Cristina Pastia will very likely never know happened to her mother and father on Sept. 12, 2009.
Pastia, then 20 years old, was living in Burnaby, studying criminology at SFU, and expecting her parents to return from a three-week trip from their home country of Romania.
"The day they were supposed to come back, I found out they are not," says Pastia, a tiny, thin woman with wide brown eyes.
Friends of the family informed her there had been an accident, but later that day, Pastia's uncle told her what the allegations were: that her father had killed her mother and then himself. Pastia fell utterly apart.
"That was the first time I completely lost it. I've never done it since."
From the beginning, Pastia was perplexed. Her parents' marriage seemed happy, and there was no history of abuse or violence. There was a note, allegedly left by her father, but the signature didn't match the one Pastia had seen him regularly use. Romanian police eventually closed the case, but Pastia was left bewildered.
"There are a lot of things that don't make sense," she says. "I don't know that he did it. I don't know that he didn't do it. I don't want to believe that he did it."
Pastia was left to deal with the aftermath with support from friends but her family was far away in Romania. She fought with Romanian police to have her statement taken and grappled with bureaucracy for the documents needed to make funeral arrangements and ensure the wills were carried out.
For roughly six months, Pastia was in shock. She buried herself in school, pumping out papers and earning good grades.

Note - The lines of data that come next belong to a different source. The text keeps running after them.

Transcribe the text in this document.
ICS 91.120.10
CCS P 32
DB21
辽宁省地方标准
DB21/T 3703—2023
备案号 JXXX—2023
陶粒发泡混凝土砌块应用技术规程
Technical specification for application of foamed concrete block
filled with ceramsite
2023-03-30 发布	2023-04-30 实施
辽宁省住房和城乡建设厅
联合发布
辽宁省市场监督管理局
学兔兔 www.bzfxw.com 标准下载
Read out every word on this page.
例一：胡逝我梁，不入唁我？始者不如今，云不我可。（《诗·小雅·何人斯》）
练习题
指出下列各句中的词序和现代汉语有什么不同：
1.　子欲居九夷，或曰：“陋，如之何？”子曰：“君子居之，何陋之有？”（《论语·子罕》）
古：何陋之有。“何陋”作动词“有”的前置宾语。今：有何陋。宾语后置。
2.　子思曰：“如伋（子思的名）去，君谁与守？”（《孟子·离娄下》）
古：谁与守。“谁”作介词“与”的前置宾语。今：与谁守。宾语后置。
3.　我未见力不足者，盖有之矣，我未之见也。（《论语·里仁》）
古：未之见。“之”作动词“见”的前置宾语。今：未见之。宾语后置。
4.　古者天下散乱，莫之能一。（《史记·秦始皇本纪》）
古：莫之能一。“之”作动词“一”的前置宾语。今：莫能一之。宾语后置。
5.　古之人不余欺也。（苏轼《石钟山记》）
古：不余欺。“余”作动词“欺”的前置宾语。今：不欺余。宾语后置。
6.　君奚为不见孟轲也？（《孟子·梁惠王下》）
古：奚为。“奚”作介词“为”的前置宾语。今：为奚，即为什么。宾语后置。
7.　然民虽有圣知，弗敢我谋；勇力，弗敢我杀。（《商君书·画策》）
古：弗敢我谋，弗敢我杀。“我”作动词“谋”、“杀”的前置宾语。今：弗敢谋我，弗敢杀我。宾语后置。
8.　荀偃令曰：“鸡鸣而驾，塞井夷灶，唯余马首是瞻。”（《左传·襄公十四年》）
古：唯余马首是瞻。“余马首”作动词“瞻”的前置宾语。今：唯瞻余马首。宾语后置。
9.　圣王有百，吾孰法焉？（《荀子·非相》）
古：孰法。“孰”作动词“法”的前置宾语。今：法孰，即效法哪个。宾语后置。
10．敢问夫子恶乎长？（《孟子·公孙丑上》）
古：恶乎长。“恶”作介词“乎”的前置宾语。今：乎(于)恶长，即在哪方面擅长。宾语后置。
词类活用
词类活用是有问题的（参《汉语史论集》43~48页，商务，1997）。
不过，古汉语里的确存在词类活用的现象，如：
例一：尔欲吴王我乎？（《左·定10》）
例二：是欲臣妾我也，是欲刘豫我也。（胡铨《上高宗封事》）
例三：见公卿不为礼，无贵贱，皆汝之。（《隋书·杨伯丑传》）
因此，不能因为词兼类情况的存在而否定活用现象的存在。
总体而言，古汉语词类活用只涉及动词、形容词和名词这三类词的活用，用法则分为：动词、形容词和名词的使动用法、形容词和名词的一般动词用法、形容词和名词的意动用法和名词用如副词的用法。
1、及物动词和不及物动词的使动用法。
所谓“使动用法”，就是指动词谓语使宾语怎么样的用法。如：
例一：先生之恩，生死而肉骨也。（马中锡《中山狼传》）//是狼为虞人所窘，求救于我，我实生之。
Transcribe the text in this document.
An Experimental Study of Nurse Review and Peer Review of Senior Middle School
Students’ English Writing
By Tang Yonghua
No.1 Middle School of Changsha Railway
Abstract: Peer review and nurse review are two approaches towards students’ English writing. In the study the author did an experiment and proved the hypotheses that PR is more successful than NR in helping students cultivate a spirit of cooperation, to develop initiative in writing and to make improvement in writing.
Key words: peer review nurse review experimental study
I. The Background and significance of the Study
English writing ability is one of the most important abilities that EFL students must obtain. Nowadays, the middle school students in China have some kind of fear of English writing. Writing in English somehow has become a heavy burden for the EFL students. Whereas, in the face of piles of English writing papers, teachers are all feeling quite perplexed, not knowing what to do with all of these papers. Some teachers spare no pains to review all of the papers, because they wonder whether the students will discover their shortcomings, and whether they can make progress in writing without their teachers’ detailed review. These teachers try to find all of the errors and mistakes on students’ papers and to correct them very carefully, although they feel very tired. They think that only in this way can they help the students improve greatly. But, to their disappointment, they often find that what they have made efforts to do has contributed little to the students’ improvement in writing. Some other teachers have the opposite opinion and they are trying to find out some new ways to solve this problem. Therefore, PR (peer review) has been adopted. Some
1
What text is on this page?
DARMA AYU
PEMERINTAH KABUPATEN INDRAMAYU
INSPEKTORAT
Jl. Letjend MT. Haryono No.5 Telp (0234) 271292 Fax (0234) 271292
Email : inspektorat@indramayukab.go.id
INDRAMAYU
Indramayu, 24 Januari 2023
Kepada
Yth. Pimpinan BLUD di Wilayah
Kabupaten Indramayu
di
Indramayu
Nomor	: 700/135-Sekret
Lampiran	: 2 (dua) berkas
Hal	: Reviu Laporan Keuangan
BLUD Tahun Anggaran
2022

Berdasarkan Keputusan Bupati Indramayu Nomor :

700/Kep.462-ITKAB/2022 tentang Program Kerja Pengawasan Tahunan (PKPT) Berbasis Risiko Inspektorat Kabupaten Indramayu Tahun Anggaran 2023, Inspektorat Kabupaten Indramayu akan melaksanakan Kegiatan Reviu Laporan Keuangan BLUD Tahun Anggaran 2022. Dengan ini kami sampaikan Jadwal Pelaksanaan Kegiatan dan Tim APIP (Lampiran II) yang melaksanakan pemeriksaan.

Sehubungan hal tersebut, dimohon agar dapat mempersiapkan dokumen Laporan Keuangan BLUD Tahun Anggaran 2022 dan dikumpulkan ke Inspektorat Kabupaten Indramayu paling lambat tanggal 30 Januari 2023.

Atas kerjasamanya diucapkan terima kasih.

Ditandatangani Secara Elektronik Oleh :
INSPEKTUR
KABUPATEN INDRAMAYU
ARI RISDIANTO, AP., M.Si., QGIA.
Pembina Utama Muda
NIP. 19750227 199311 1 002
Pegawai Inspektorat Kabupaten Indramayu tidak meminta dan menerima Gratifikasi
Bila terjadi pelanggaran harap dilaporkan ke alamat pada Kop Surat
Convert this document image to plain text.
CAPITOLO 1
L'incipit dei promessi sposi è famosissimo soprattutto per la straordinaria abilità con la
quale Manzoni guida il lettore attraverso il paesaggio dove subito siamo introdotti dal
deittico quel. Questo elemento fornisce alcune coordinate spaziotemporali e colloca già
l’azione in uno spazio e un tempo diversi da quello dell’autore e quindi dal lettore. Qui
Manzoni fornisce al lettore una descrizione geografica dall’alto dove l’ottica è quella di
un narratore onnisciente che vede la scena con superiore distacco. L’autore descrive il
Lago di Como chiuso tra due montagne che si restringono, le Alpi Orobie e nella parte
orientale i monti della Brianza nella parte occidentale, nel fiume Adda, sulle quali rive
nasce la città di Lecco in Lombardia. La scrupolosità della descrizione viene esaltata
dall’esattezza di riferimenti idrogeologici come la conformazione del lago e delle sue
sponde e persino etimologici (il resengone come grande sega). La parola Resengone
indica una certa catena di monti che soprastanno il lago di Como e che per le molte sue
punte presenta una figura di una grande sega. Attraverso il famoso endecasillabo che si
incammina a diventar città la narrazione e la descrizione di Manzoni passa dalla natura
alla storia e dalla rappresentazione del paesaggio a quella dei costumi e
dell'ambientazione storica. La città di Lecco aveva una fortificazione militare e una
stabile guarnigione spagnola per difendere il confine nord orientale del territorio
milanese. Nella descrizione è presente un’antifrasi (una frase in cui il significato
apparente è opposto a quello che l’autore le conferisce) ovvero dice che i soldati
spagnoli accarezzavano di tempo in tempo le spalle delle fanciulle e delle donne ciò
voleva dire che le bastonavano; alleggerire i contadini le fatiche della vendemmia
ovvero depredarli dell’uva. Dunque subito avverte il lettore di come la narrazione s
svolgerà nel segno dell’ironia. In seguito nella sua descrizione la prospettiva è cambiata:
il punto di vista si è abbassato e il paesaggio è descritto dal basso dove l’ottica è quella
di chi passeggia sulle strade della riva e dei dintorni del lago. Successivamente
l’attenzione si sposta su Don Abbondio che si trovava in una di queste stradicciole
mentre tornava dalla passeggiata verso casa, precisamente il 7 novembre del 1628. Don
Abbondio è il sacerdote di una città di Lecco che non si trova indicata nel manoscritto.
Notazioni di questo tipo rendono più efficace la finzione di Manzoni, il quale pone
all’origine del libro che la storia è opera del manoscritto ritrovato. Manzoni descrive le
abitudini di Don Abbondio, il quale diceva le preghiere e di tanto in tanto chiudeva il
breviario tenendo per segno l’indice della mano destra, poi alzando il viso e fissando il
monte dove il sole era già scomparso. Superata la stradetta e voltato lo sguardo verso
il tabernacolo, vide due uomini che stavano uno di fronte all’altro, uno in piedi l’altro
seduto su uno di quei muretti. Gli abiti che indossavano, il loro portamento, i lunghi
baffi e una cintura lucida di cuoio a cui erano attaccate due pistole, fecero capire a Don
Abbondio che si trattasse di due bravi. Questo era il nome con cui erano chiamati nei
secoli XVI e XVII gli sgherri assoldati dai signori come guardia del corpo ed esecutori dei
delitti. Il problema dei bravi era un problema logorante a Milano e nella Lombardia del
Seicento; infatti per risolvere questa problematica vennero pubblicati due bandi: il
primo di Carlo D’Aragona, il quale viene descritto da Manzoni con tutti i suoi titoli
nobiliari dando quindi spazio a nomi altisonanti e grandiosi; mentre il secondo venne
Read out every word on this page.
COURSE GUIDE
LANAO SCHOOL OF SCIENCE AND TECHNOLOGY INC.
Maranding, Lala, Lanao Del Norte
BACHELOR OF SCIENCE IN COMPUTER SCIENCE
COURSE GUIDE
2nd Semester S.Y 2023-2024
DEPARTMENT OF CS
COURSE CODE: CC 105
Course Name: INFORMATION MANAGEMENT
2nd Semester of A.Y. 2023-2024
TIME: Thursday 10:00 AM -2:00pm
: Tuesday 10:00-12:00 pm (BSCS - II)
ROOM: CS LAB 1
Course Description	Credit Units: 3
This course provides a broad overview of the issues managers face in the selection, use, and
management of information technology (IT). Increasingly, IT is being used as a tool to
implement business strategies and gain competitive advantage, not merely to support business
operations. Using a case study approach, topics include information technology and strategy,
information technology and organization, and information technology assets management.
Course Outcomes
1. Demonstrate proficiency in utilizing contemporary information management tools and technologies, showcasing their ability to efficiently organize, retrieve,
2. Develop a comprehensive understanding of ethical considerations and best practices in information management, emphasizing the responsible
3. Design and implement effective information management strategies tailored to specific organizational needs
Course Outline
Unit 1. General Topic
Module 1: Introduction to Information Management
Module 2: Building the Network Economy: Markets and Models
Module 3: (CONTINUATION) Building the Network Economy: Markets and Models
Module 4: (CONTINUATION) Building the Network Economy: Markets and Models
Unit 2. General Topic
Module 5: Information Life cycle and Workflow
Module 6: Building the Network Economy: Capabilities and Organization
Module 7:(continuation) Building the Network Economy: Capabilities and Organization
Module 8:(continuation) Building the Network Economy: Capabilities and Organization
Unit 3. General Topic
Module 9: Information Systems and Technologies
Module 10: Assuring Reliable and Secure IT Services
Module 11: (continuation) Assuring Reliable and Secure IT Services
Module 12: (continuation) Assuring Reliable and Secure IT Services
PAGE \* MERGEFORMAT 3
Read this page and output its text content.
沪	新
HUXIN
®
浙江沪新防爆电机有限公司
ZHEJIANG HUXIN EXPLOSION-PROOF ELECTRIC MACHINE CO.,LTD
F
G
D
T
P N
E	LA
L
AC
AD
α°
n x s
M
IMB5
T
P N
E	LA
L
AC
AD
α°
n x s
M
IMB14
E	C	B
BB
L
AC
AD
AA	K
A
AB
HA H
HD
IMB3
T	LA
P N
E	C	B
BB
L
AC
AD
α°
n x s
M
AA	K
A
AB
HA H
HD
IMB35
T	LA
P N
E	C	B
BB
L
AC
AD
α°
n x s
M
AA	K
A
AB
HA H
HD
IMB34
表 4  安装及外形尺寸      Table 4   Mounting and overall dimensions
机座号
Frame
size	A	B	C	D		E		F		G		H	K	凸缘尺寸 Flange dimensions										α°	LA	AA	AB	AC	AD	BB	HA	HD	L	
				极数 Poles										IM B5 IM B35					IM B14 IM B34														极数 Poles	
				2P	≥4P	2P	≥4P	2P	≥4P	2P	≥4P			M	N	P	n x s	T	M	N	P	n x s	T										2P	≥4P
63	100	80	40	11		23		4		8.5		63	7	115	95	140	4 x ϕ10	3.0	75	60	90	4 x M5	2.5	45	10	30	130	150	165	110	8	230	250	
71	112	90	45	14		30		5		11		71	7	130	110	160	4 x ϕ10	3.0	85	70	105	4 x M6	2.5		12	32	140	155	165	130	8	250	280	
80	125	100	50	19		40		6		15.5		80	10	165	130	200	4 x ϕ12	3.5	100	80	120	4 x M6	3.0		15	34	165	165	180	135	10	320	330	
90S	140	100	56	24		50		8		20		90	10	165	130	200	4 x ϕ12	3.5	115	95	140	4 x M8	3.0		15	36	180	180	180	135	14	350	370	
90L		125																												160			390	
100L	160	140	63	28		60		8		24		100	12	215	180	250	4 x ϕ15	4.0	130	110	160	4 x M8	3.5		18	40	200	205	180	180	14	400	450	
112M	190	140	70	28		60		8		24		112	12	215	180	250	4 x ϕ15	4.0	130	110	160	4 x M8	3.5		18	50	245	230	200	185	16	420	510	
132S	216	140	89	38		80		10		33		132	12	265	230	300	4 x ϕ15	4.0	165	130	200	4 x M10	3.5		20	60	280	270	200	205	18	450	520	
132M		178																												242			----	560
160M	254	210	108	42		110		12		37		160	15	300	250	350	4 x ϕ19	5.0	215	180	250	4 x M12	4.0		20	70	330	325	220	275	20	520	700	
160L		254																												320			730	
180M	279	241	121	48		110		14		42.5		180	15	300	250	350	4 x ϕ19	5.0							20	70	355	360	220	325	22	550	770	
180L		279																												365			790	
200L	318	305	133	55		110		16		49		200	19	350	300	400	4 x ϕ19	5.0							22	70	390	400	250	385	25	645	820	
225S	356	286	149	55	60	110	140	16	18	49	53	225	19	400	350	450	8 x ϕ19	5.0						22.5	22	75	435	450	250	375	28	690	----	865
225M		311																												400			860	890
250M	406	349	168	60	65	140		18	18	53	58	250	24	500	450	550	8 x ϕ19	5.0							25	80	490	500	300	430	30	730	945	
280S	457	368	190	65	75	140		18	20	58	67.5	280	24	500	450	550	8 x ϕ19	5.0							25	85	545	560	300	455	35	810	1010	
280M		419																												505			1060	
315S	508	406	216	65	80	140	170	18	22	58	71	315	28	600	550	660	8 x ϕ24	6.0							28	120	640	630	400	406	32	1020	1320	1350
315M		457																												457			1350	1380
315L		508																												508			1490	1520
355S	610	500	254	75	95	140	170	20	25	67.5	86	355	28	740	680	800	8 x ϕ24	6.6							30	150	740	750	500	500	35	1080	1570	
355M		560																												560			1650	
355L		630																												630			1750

She was accepted to the fall 2010 honours program, but sheer exhaustion caught up with her. She would start crying a lot and became frustrated over small issues. Pastia decided to take a year off school.
Pastia searched online for information about the grieving process but was frustrated with the sappy tones, pastels and floral motifs that glossed over the worst.
"When I really experienced all the ugly parts, I felt something was wrong with me. I needed the acknowledgment that it's horrible," she says. Also, about four months after her parents died, Pastia started volunteering with Women Against Violence Against Women, in the office and on the crisis line, helping women escape violence.
Counselling others gave Pastia hope that she would get through her loss.
"I'd spend my time talking to people on the phone. They'd been through these horrible situations," she says. "It made me think I could learn to live with it."
Pastia spent two-and-a-half years with WAVAW and is now volunteering with B.C. Victims of Homicide, a small organization that helps people who've lost loved ones to murder. Pastia works mostly in the office, making lists of resources, compiling information on death benefits. She also finished her honours thesis and has already started the master's program in SFU's school of criminology. She was originally considering law school but has since shifted her focus to helping victims of violent crime.
"It's the one thing that really seems to fit for me and my life," she says.
On Tuesday, Sept. 18, Pastia received the Terry Fox Gold Medal at SFU, reserved for one student each year who demonstrated courage in the face of adversity. "That's really intimidating, honestly," she says. "It's unbelievably flattering and also a little scary. It feels like a lot to live up to."
The ceremony was held just before the Terry Fox Run.
Pastia still struggles with day-to-day activities, and the sudden loss of her parents will always be a part of who she is.
"It doesn't go away. It's really hard to, I don't know, do anything. I don't know how to explain it. Everything reminds me of it."